The ultimate branded environment was Live 8 itself. Geldof spun the rehash of Live Aid as a political concert for justice in Africa. However, corporations like Nestlé, BAE Systems and Rio Tinto sponsored some of the concerts, and Geldof himself introduced Microsoft’s Bill Gates to the watching millions as ‘the greatest philanthropist of our age’.

Geldof’s phenomenal success as a venture capitalist has led him to see Africa’s salvation in his own image. Although part of the Make Poverty History (MPH) campaign, his political closeness to world leaders saw him front Tony Blair’s Commission for Africa in the run-up to the 2005 G8 summit in Gleneagles, with its emphasis on public-private partnerships, free trade and foreign direct investment.

Live 8 then hijacked the MPH campaign by planning its concerts for the same day as the giant MPH march in Edinburgh, totally overshadowing the biggest demonstration for social justice in Scottish history.
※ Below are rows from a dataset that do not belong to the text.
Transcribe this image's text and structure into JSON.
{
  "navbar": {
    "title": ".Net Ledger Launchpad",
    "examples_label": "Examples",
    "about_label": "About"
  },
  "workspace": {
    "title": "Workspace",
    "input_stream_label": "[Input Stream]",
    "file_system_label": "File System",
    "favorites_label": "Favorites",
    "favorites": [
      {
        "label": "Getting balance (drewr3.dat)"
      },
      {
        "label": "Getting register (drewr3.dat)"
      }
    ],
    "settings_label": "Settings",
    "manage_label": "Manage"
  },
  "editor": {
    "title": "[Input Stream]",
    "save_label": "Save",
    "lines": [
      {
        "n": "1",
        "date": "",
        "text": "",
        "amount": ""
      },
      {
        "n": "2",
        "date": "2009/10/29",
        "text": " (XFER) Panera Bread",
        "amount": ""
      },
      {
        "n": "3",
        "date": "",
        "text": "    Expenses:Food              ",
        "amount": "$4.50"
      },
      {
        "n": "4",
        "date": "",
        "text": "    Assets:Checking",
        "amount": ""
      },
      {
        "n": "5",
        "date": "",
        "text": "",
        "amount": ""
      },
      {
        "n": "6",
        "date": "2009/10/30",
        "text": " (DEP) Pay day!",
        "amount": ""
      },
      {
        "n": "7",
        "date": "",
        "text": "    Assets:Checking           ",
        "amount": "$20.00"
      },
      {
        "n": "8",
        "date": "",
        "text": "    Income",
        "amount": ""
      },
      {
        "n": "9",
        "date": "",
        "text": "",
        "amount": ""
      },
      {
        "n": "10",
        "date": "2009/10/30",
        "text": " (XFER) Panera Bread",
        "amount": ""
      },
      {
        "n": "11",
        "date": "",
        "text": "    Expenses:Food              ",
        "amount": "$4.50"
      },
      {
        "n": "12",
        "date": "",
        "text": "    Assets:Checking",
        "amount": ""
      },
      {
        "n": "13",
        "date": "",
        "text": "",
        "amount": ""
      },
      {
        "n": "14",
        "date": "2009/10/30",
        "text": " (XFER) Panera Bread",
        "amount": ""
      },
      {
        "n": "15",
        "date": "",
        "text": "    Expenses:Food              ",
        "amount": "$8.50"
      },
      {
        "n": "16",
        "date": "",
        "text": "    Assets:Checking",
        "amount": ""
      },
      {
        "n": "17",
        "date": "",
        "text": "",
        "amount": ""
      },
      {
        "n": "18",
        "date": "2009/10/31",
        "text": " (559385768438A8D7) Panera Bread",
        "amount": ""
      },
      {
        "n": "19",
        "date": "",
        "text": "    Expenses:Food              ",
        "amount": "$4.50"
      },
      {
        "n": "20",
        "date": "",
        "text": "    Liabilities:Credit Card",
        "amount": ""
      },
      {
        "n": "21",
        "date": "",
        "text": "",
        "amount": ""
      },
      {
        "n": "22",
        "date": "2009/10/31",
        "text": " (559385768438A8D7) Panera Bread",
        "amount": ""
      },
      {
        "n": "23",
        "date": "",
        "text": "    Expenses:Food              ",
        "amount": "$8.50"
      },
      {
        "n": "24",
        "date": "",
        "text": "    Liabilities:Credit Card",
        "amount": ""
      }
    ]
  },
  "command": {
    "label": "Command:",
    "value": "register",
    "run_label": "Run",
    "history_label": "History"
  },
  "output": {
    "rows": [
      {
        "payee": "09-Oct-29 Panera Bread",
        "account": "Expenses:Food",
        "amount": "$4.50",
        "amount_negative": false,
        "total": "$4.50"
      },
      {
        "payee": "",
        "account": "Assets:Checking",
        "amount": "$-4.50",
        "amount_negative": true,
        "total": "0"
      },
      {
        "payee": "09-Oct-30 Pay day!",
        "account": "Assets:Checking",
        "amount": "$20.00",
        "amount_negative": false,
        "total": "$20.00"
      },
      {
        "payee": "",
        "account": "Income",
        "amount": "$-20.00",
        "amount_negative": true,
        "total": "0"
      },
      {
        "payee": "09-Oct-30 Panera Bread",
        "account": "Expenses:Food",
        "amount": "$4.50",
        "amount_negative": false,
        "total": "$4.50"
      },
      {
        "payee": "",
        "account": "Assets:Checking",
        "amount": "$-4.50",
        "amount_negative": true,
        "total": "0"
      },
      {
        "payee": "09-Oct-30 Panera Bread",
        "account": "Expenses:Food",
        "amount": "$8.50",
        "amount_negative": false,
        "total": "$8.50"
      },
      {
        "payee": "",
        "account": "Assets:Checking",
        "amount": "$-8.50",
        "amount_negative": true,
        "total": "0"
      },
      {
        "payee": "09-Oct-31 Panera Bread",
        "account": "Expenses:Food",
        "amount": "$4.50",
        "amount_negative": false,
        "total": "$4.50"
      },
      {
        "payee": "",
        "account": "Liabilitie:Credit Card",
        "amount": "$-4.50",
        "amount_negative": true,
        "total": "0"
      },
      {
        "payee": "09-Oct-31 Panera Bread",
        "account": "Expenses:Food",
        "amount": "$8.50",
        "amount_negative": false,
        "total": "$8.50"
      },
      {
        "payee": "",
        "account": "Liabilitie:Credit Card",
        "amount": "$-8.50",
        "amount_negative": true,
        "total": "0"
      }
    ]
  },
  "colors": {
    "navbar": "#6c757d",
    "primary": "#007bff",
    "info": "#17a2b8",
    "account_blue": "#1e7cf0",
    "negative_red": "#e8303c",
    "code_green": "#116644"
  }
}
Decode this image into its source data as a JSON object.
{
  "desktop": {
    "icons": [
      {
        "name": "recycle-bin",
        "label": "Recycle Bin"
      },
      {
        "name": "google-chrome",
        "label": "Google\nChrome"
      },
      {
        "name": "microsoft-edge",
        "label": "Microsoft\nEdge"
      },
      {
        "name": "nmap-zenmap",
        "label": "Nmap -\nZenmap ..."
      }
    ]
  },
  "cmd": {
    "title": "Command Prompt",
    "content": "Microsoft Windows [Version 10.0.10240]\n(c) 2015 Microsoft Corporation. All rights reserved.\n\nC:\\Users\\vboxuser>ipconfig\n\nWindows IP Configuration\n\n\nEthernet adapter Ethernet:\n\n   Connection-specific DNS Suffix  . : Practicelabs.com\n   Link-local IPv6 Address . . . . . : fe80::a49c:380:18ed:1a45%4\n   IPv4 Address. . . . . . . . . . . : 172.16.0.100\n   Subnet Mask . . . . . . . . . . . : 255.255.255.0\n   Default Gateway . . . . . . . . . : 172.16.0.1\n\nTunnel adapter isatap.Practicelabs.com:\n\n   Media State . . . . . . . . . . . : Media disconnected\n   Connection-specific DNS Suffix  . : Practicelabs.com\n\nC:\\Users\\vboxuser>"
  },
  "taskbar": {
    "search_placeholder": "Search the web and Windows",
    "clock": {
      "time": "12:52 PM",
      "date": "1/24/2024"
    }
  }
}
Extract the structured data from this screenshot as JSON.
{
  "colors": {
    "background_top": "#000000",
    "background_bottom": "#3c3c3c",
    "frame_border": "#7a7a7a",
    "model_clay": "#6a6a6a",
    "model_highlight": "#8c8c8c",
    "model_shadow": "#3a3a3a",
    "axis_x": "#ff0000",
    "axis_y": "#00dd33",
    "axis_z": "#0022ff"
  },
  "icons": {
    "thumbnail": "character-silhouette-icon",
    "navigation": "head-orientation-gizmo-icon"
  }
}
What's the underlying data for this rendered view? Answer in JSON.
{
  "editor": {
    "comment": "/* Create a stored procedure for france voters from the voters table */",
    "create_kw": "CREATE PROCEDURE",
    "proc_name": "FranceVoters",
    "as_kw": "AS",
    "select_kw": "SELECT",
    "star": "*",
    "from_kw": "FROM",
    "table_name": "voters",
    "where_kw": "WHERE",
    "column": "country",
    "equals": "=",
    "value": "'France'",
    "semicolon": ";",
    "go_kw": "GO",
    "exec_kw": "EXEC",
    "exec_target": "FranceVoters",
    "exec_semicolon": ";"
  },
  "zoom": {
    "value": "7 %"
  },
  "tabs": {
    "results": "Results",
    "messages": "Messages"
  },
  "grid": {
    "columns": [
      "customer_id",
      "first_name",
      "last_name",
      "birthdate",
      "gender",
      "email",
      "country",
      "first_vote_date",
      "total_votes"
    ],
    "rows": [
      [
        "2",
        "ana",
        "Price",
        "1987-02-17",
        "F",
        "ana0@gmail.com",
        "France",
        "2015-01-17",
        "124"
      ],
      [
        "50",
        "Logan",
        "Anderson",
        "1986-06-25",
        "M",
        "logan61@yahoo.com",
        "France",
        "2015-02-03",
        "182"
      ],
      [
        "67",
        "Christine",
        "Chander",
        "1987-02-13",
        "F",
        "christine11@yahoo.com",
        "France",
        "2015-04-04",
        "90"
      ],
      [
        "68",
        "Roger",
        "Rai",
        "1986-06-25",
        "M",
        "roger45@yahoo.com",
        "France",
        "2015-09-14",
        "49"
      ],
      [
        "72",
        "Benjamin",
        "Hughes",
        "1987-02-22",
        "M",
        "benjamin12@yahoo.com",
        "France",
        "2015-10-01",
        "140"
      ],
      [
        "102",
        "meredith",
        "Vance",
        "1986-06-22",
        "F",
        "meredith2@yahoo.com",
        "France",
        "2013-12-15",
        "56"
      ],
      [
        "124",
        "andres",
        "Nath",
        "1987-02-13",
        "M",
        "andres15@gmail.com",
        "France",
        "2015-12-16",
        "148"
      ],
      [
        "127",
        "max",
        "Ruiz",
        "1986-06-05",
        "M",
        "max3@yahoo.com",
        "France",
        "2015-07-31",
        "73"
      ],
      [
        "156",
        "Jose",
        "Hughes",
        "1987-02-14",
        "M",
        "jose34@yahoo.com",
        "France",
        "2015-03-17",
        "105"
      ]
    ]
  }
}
African artists were excluded on the grounds that only musicians with more than four million record sales could play, otherwise people in China would ‘switch off’.

Not content with this insult, Geldof then defied the damning verdict of almost every aid agency, charity, campaigning and African grassroots group by calling the G8 summit ‘the most important summit there has ever been for Africa’ and labelling critics ‘a disgrace’.

Meanwhile, Geldof has re-released the entire back catalogue of the Boomtown Rats, issued the complete anthology of his own solo career, fronted a six-part BBC documentary series, ‘Geldof in Africa’, produced by his own Ten Alps company, launched a book and DVD with the same title, re-released his 1986 autobiography and attempted to resurrect his musical career with a British tour.

Some leading African campaigners have now asked Geldof to stand down from the global anti-poverty movement. It would be long overdue if he did.